ロボットが展示がメインで、中にちょっとした屋台的なのがある感じの建物でした。若干閑古鳥が鳴いてる感は否めませんでした。
天安門広場に立ち寄る
ロボットレストランの後から次のアポまでが今回の北京滞在中に唯一観光できる時間だったので、少し天安門広場近辺を散策しました。
天安門近辺はバリケードがあって身分証で本人確認があったりと警備が厳重でした。天安門広場に入るためには事前の予約が必要だったので、広場入口まで行ったところで断念。
近くのショッピングモールを少し散策しました。



Booster Robotics

先日80~90万円前後の安価なヒューマノイドロボット K1 をリリースしていたBooster Roboticsに行きました。
これまでは Unitree G1 が(比較的)安価なヒューマノイドロボットとして業界を牽引してきましたが、Booster Robotics K1 はそれよりはるかに安価なモデルをリリースして話題を呼んでいました。
現時点では5999ドルなので90万円程度しますが、再開発可能で、自分で好きにカスタマイズできるのが良いところです。研究者や開発者向けでできることも多いです。この性能で再開発可能なものだとこれまでだともっと高価でしたが、価格がガンガン下がっています。
ROS2でプログラムを動かせるので、PythonやC++で操作できます。歩く、踊る、といった基本的なアクションも提供されているので、それを自分のプログラム側で実行するのも可能ですし、低レイヤーのAPIにもアクセス可能なので、自分で操作をプログラムできます。
LLMを使って会話でき、会話中の相手の顔を追随できるようになっています。この首のフォロー機能が結構よくできており、全体として愛嬌が生まれていました。
踊ったりボクシングをする動きは模倣学習で再現されており、Booster Robotics側でもモデルの学習を行っています。また、SDK等のツールの拡充はかなり力を入れています。
Isaac SimやMuJoCoといった強化学習もしやすいようにそれ用の環境も用意されています。パートナー企業が自律的に K1 を動かすユースケースを開発している様子を見せてもらえました。
安価なヒューマノイドロボットを生産しつつ、それ上で動くSDKをがっつり作りに行っているのは、コミュニティを作る上でも非常に良い存在だと痛感しました。
2023年にできて、日が浅いスタートアップですが、すでに数十億円規模で調達してグローバルにヒューマノイドロボットを出荷しているスピード感には圧倒されました。
先日のリリースで注文が殺到して、今のオーダーを受けても年内に発送開始、というスケジュールになるそう。来年にはもっと製造ラインを進化させるから改善されるそうだが、今年はかなりパツパツ。

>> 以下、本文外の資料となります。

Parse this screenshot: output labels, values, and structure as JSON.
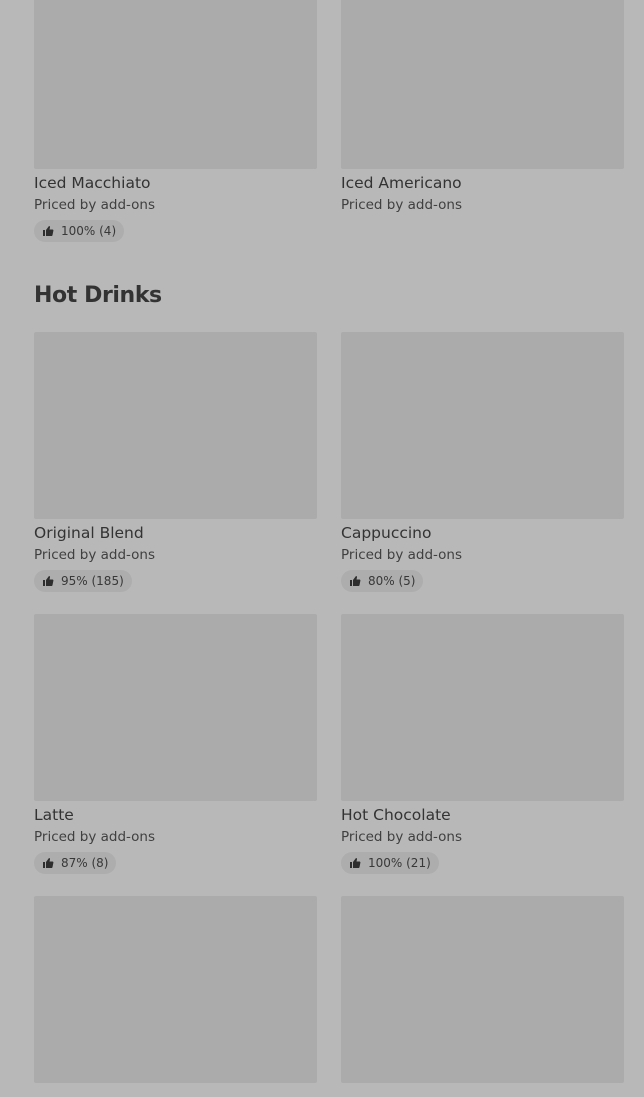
{
  "iced_items": [
    {
      "name": "Iced Macchiato",
      "price": "Priced by add-ons",
      "rating": "100% (4)"
    },
    {
      "name": "Iced Americano",
      "price": "Priced by add-ons",
      "rating": null
    }
  ],
  "hot_drinks": {
    "title": "Hot Drinks",
    "items": [
      {
        "name": "Original Blend",
        "price": "Priced by add-ons",
        "rating": "95% (185)"
      },
      {
        "name": "Cappuccino",
        "price": "Priced by add-ons",
        "rating": "80% (5)"
      },
      {
        "name": "Latte",
        "price": "Priced by add-ons",
        "rating": "87% (8)"
      },
      {
        "name": "Hot Chocolate",
        "price": "Priced by add-ons",
        "rating": "100% (21)"
      },
      {
        "name": "",
        "price": "",
        "rating": null
      },
      {
        "name": "",
        "price": "",
        "rating": null
      }
    ]
  },
  "icons": {
    "rating": "thumbs-up-icon"
  }
}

課題としては、バッテリーの持ちが甘いことで、一番安いモデルだとバッテリー要領が小さく、長くても1時間しか持ちません。なんなら、歩くと30分程しか持ちません。もう少し良いモデルにしても数倍になるだけなので、実用化にあたってはここが大きな課題になります。

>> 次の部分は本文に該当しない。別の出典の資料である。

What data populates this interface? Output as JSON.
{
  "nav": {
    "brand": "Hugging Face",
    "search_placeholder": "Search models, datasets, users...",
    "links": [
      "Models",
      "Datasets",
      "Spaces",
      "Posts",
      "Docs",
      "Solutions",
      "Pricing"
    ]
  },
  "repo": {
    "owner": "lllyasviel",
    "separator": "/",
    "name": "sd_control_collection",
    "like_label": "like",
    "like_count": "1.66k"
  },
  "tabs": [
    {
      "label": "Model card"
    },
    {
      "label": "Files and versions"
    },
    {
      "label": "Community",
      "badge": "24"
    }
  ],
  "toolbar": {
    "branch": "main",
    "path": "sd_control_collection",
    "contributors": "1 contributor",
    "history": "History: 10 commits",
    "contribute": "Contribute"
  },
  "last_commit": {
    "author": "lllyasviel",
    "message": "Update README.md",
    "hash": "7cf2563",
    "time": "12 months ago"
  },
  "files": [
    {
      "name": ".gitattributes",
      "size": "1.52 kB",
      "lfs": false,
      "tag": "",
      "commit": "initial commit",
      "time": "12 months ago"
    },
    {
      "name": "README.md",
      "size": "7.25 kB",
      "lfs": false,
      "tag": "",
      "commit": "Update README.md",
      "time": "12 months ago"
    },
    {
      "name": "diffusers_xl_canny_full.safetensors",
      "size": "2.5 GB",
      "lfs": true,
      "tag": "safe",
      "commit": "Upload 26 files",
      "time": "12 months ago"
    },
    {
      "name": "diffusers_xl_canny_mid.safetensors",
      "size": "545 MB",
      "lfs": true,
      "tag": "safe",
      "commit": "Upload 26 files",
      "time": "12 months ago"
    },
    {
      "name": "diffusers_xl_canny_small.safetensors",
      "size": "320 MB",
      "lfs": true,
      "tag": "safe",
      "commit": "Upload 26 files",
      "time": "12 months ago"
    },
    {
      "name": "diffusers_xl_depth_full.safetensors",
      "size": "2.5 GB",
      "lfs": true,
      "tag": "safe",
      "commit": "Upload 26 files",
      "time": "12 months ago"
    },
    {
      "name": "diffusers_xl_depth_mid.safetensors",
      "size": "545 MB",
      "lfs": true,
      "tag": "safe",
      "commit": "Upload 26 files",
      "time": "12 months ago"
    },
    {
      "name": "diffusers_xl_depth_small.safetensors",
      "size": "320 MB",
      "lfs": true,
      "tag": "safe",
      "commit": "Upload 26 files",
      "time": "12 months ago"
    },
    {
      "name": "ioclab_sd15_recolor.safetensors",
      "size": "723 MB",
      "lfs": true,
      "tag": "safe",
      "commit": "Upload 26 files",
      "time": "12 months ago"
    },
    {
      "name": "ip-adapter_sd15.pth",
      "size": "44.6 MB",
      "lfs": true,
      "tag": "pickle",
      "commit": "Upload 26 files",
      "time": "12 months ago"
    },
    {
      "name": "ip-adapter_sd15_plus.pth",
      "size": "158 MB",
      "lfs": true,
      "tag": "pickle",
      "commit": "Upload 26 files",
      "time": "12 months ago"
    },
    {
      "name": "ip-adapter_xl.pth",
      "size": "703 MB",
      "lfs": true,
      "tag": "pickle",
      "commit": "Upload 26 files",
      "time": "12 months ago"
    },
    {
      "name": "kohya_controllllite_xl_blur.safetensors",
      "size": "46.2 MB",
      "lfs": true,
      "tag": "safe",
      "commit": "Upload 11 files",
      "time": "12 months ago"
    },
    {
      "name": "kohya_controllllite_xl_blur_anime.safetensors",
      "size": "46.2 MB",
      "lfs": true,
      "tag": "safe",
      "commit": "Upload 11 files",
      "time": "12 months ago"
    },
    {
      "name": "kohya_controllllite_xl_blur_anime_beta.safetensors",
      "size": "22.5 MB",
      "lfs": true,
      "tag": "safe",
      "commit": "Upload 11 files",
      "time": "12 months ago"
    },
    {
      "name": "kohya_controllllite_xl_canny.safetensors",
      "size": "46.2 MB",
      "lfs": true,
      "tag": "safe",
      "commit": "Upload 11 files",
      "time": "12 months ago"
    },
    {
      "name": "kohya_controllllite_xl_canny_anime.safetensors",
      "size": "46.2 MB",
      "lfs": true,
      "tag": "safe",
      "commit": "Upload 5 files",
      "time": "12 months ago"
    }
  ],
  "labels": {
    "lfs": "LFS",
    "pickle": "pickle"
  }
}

もちろん、手の細かい動作が難しい、持つことができる重量の制約というような課題もありますが、このバッテリー問題が最も大きな課題です。
二足歩行にこだわらなければ、このバッテリーの持ちは大きく改善するので、上半身は人型で下半身はモーター駆動、のようなモデルがもっと理にかなっています。

実際に山善とINSOL-HIGHが行った実証実験ではAgiBotを利用しているのが伺えます。